Conversas de elevador com ela

“Boa tarde.” Foi assim como tudo começou. Era para ser uma boa tarde, de fato, mas quando eu li meu horóscopo no site do Guru Astral vi que muita coisa poderia acontecer e talvez eu devesse me preparar para mais do que uma boa tarde. Eu olhei para aquela pessoa que estava ali. A gente já se conhecia. A gente já tinha mais do que se conhecido, para ser mais exato. Caramba… Era tão estranho quando a gente precisa encarar certas pessoas que para nós tinham sido tudo e agora tinham voltado a ser meros estranhos.

Estranhos que a gente conhecia. Não aquele estranho que você nunca viu na sua vida e que sorri com tamanha sinceridade quando ele ou você tomam a iniciativa de acabar cumprimentando. É. Muita coisa passava pela minha cabeça, mas o que eu queria mesmo é que o tempo no elevador passasse o mais rápido possível, ou então tivessem aquelas pessoas que ficam se apertando nos andares para tudo isso parecer um pouco menos constrangedor. Inclusive, eu iria tentar me lembrar de falar isso com o síndico hoje, se eu não estivesse ocupada demais fugindo das minhas próprias emoções.

“Como você está?” Bom, esse era o típico início de uma conversa casual para tentar quebrar o clima tenso. Dentro do meu horóscopo no Guru Astral tinha falado que eu deveria medir as minhas palavras, e era justamente isso que eu ia fazer. Com a cara enfiada no celular, eu ainda me perguntava se eu deveria responder que estava tudo bem ou se eu deveria simplesmente falar dos turbilhões de pensamentos que estavam dentro da minha mente.
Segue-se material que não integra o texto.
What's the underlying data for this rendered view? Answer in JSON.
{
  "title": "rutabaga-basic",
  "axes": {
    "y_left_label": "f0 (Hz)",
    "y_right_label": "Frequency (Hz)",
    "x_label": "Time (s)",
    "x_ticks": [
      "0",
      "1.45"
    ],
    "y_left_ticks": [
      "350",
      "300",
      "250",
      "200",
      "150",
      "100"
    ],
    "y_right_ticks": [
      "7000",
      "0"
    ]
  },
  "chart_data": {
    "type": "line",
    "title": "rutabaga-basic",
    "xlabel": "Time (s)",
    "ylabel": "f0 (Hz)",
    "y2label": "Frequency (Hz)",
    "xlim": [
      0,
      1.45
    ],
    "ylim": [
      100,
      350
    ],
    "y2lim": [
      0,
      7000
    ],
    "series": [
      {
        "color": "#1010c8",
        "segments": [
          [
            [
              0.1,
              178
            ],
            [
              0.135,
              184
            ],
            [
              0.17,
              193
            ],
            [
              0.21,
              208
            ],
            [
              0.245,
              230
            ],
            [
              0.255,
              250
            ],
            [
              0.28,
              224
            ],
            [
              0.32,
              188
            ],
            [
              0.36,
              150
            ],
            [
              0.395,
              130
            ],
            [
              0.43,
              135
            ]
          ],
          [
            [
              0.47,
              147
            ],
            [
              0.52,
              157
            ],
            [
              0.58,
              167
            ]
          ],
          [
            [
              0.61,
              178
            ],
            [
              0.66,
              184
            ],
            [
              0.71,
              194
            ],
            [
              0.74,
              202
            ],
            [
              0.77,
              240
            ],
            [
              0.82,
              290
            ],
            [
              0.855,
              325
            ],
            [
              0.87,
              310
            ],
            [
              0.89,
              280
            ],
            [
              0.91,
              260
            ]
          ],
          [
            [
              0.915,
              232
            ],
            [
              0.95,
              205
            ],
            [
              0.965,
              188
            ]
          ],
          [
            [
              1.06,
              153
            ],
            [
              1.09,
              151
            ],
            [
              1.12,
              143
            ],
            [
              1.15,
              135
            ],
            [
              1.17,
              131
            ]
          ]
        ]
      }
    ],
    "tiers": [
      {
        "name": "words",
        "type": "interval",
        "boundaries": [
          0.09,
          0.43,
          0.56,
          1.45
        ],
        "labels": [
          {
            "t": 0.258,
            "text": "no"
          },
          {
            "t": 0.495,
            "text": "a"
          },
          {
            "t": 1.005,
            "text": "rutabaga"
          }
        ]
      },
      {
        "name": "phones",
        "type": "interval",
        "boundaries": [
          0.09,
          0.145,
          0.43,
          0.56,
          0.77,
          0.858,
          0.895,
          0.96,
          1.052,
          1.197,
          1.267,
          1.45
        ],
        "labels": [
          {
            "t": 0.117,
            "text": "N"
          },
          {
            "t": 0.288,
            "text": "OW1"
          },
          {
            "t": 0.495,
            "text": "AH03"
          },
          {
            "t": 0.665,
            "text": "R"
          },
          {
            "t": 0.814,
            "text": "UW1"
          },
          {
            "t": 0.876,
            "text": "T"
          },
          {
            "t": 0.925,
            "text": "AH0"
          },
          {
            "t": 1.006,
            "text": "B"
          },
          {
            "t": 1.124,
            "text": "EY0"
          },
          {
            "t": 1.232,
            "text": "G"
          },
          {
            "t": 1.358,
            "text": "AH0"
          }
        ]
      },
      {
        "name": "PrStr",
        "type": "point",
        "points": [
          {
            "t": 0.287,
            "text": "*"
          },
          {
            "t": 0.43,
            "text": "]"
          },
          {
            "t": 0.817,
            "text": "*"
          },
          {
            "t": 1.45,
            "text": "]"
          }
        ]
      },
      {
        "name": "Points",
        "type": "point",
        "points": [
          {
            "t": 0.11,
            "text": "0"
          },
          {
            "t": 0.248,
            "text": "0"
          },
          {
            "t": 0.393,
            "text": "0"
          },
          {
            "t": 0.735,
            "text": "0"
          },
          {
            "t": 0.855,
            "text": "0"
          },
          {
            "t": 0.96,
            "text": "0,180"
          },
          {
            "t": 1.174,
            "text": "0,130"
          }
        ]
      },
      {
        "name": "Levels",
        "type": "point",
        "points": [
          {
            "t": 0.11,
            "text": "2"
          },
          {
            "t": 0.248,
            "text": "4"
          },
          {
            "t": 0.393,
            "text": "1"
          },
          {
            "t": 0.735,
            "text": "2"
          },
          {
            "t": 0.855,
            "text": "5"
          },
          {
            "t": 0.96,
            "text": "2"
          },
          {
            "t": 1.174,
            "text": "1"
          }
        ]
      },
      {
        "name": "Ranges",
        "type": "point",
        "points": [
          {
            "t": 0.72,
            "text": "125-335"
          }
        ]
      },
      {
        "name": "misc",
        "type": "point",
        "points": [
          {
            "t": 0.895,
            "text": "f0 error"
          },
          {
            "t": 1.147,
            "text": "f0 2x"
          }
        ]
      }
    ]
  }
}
Ainda bem que eu estava com o fone de ouvido, pois isso me daria mais tempo e mais uma desculpa para dizer que não escutei ou simplesmente ver se ele insistiria em continuar com a pergunta. Ele olhou para mim, e eu sabia que seria o momento para reagir. Ou eu falava ou teria que fingir uma personagem. Seria o que Deus quisesse, e que esse elevador não parasse! A minha boca secou, e meus olhos pararam nele. O elevador parou. Meu Deus. Estávamos presos.

Porém, a porta se abriu e algumas pessoas entraram, tão apressadas que não esperavam quem tinha que sair tocar o pés no chão do térreo. Ele, por sua vez, acabou saindo ainda me olhando e dizendo tchau. Eu não respondi uma palavra sequer, no que para ele deve ter sido um monólogo longo, mas não sabe ele que dentro da minha mente vivemos basicamente uma conversa a puros gritos típicos de novela mexicana. Era uma boa tarde. Foi o que disse o meu horóscopo no Guru Astral desde que eu soubesse escolher as palavras… Escolhi tanto que terminei engasgada com elas. Tomara que a tarde ainda seja boa.